This morning the Supreme Court handed down Messerschmidt v. Millender, a Fourth Amendment and qualified immunity case that I blogged about here and here. As I had expected based on the briefs — although not necessarily the oral argument, which was more closely divided than I expected — the Court reversed, holding that the officers were entitled to qualified immunity.
The result in Millender isn’t such a big deal, and I suspect the press won’t pick up on the case very much. But for Fourth Amendment nerds, the majority opinion by Chief Justice Roberts has some noteworthy language — language that is very friendly to the police. Three points stand out:
1) The opinion has language suggesting a broad reading of probable cause. By way of background, the Court has said that probable cause to get a search warrant is “a fair probability that contraband or evidence of a crime will be found in a particular place.” Illinois v. Gates, 462 U.S. 213 (1983). The definition of “contraband” is well-established; it’s property that is illegal to possess, such as narcotics. But exactly what counts as “evidence” under the probable cause test has long been a bit murky. How direct a connection to the elements of the crime does the item need to be to constitute “evidence”? It doesn’t need to be direct, Roberts concludes:
The Fourth Amendment does not require probable cause to believe evidence will conclusively establish a fact before permitting a search, but only “probable cause . . . to believe the evidence sought will aid in a particular apprehension or conviction.” Warden, Md. Penitentiary v. Hayden, 387 U. S. 294, 307 (1967) (emphasis added).
In the Millender case, the issue is whether the government had probable cause to search for gang evidence in a case involving a domestic assault by a gang member. Roberts concludes that a reasonable officer could have thought so, mostly because it could help connect the gang member to the other evidence found at the house. In other words, the gang evidence would help to show that the stuff belonged to the gang member. Roberts then adds this point:
In addition, a reasonable officer could believe that evidence demonstrating Bowen’s membership in a gang might prove helpful in impeaching Bowen or rebutting various defenses he could raise at trial. For example, evidence that Bowen had ties to a gang that uses guns such as the one he used to assault Kelly would certainly be relevant to establish that he had familiarity with or access to this type of weapon.

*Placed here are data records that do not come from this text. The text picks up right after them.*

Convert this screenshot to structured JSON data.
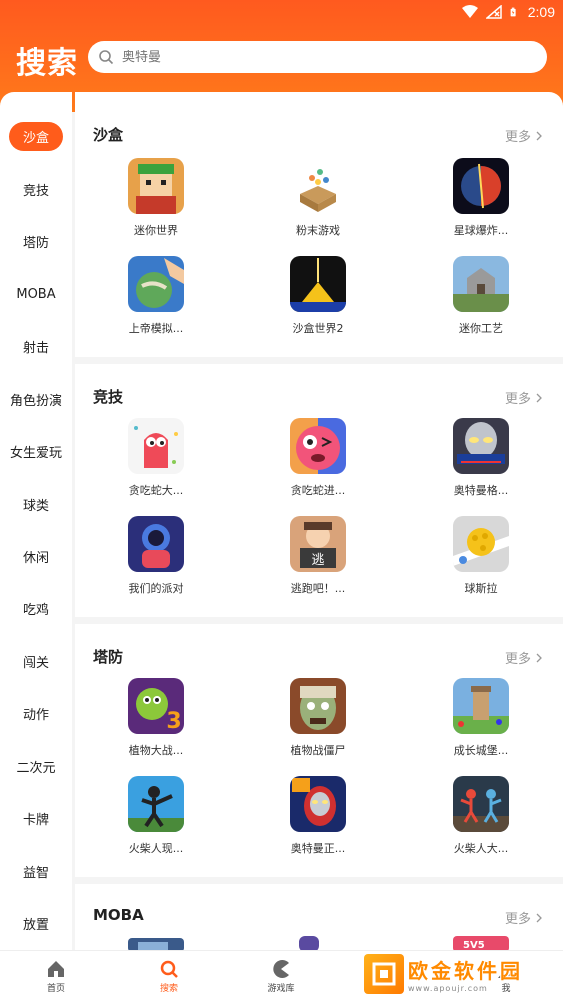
{
  "status_bar": {
    "time": "2:09"
  },
  "header": {
    "title": "搜索",
    "search_placeholder": "奥特曼"
  },
  "sidebar": {
    "items": [
      {
        "label": "沙盒",
        "active": true
      },
      {
        "label": "竞技"
      },
      {
        "label": "塔防"
      },
      {
        "label": "MOBA"
      },
      {
        "label": "射击"
      },
      {
        "label": "角色扮演"
      },
      {
        "label": "女生爱玩"
      },
      {
        "label": "球类"
      },
      {
        "label": "休闲"
      },
      {
        "label": "吃鸡"
      },
      {
        "label": "闯关"
      },
      {
        "label": "动作"
      },
      {
        "label": "二次元"
      },
      {
        "label": "卡牌"
      },
      {
        "label": "益智"
      },
      {
        "label": "放置"
      }
    ]
  },
  "sections": [
    {
      "title": "沙盒",
      "more": "更多",
      "games": [
        {
          "name": "迷你世界",
          "icon": "mini-world-icon"
        },
        {
          "name": "粉末游戏",
          "icon": "powder-game-icon"
        },
        {
          "name": "星球爆炸...",
          "icon": "planet-explode-icon"
        },
        {
          "name": "上帝模拟...",
          "icon": "god-simulator-icon"
        },
        {
          "name": "沙盒世界2",
          "icon": "sandbox-world-icon"
        },
        {
          "name": "迷你工艺",
          "icon": "mini-craft-icon"
        }
      ]
    },
    {
      "title": "竞技",
      "more": "更多",
      "games": [
        {
          "name": "贪吃蛇大...",
          "icon": "snake-icon"
        },
        {
          "name": "贪吃蛇进...",
          "icon": "snake-evolve-icon"
        },
        {
          "name": "奥特曼格...",
          "icon": "ultraman-fight-icon"
        },
        {
          "name": "我们的派对",
          "icon": "our-party-icon"
        },
        {
          "name": "逃跑吧！...",
          "icon": "escape-icon"
        },
        {
          "name": "球斯拉",
          "icon": "ball-zilla-icon"
        }
      ]
    },
    {
      "title": "塔防",
      "more": "更多",
      "games": [
        {
          "name": "植物大战...",
          "icon": "pvz3-icon"
        },
        {
          "name": "植物战僵尸",
          "icon": "zombie-icon"
        },
        {
          "name": "成长城堡...",
          "icon": "grow-castle-icon"
        },
        {
          "name": "火柴人现...",
          "icon": "stickman-war-icon"
        },
        {
          "name": "奥特曼正...",
          "icon": "ultraman-icon"
        },
        {
          "name": "火柴人大...",
          "icon": "stickman-battle-icon"
        }
      ]
    },
    {
      "title": "MOBA",
      "more": "更多",
      "games": []
    }
  ],
  "bottom_nav": {
    "items": [
      {
        "label": "首页",
        "icon": "home-icon"
      },
      {
        "label": "搜索",
        "icon": "search-icon",
        "active": true
      },
      {
        "label": "游戏库",
        "icon": "game-library-icon"
      },
      {
        "label": "我",
        "icon": "profile-icon"
      }
    ]
  },
  "watermark": {
    "text": "欧金软件园",
    "url": "www.apoujr.com"
  },
  "colors": {
    "accent": "#ff5c1b",
    "header_top": "#ff5a1f",
    "header_bottom": "#ff7a1a"
  }
}
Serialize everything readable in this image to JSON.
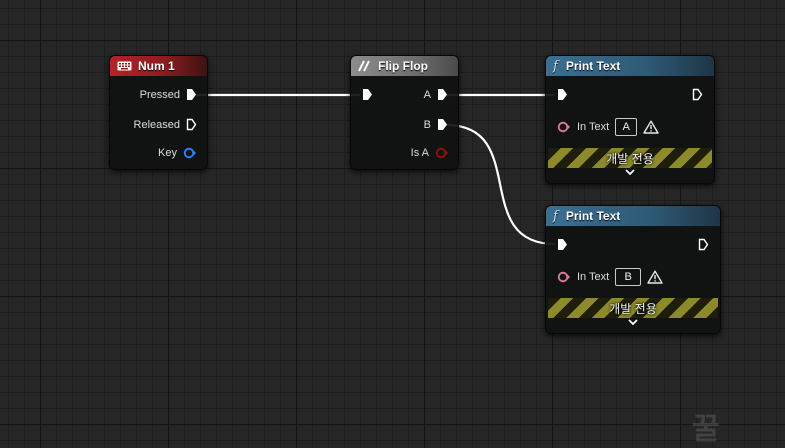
{
  "nodes": {
    "num1": {
      "title": "Num 1",
      "pins": {
        "pressed": "Pressed",
        "released": "Released",
        "key": "Key"
      }
    },
    "flipflop": {
      "title": "Flip Flop",
      "pins": {
        "a": "A",
        "b": "B",
        "is_a": "Is A"
      }
    },
    "print1": {
      "title": "Print Text",
      "in_text_label": "In Text",
      "in_text_value": "A",
      "dev_only": "개발 전용"
    },
    "print2": {
      "title": "Print Text",
      "in_text_label": "In Text",
      "in_text_value": "B",
      "dev_only": "개발 전용"
    }
  },
  "icons": {
    "key": "keyboard-icon",
    "flipflop": "flipflop-icon",
    "function": "function-icon",
    "warning": "warning-icon",
    "expand": "chevron-down-icon"
  },
  "colors": {
    "exec_wire": "#ffffff",
    "key_pin": "#2e84ff",
    "bool_pin": "#9a0d0d",
    "text_pin": "#e07aa0",
    "event_header": "#b5222a",
    "flow_header": "#8c8c8c",
    "function_header": "#3b6f92"
  },
  "watermark": "꿀"
}
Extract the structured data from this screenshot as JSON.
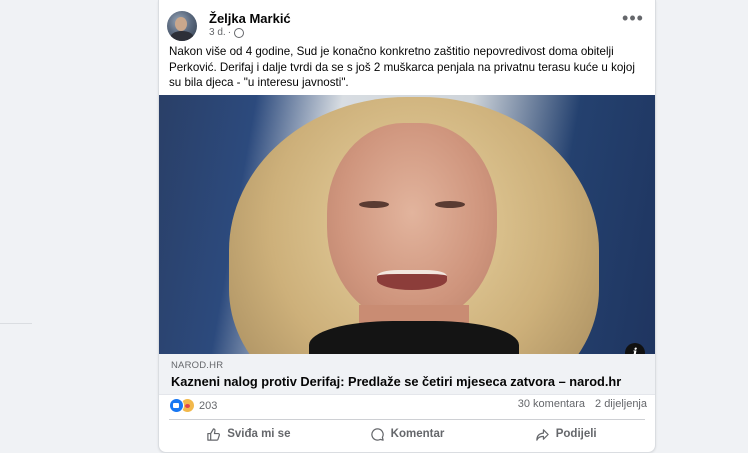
{
  "post": {
    "author": "Željka Markić",
    "time": "3 d.",
    "text": "Nakon više od 4 godine, Sud je konačno konkretno zaštitio nepovredivost doma obitelji Perković. Derifaj i dalje tvrdi da se s još 2 muškarca penjala na privatnu terasu kuće u kojoj su bila djeca - \"u interesu javnosti\".",
    "more_label": "•••",
    "info_label": "i",
    "link": {
      "domain": "NAROD.HR",
      "title": "Kazneni nalog protiv Derifaj: Predlaže se četiri mjeseca zatvora – narod.hr"
    },
    "stats": {
      "reaction_count": "203",
      "comments": "30 komentara",
      "shares": "2 dijeljenja"
    },
    "actions": {
      "like": "Sviđa mi se",
      "comment": "Komentar",
      "share": "Podijeli"
    }
  }
}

As best I understand the Chief Justice, “evidence” for probable cause purposes can include not only evidence for the government’s case in chief, but also evidence useful to impeach witnesses and respond to potential defenses.
If I’m reading Roberts correctly, that strikes me as a significant expansion of the probable cause standard. Off the top of my head, I can’t think of a case in which the government obtained a warrant seeking evidence that was not actually to be used in its case in chief, assuming the case goes to trial. indeed, in Warden v. Hayden, the Court had said that the “[t]here must, of course, be a nexus . . . between the item to be seized and criminal behavior.” An approach to probable cause that includes impeachment evidence and evidence relating to possible defenses strikes me as quite different: The probable cause is as to what might end up being useful to the government in a trial, not what is evidence of the elements that make up the criminal behavior.
This is particularly interesting because very few defendants testify, and at the time of a search the government can’t predict with any confidence what defenses might be raised if the search proves successful and the case goes to trial. As a result, what kind of impeachment evidence and evidence to counter defenses requires lots of conjecture. I wonder, are judges just supposed to assume at the time they review the warrant application that the defendant will certainly testify, and all defenses will be raised? Or does probable cause inquiry discount the chances this would happen? If the former, then Millender now allows warrants to be obtained for all sorts of evidence that might be impeachment evidence or respond to any number of defenses, but that has nothing to do with the elements of the crime or the case in chief. But if the latter, how do judges estimate the chances that these pieces of evidence might be relevant at the time of the search?
2) According to Chief Justice Roberts, when the police rely on a warrant, the good faith exception ordinarily applies. Note the new language: “the threshold for establishing” that the good-faith exception does not apply because the defect is major “is a high one, and it should be,” amounting to a “narrow exception” to the good faith rule in a “rare” case. Note how Roberts flips the usual phrasing: At least in the warrant setting, good faith is the “rule” and the exclusionary rule is the “narrow exception” to the good faith rule. It’s not a huge shift from prior decisions, but it does strike me as a shift in emphasis. Roberts correctly notes that this standard applies both for qualified immunity and the good-faith exception to the exclusionary rule, which gives it particular significance. Given that the Court has consistently expanded the good-faith exception over time, and may be moving towards a regime of limiting the exclusionary rule to cases of clear violations when there would be no qualified immunity, the bar for remedies for Fourth Amendment violations seems to be getting higher and higher.
3) Finally, Millender also has language limiting the scope of Groh v. Ramirez. The Court limits Groh to errors in warrants that are visible at a quick glance. A warrant defect that requires an understanding of the relevant case doesn’t trigger Groh. That’s consistent with what some lower courts have said, but it’s still a noteworthy limitation.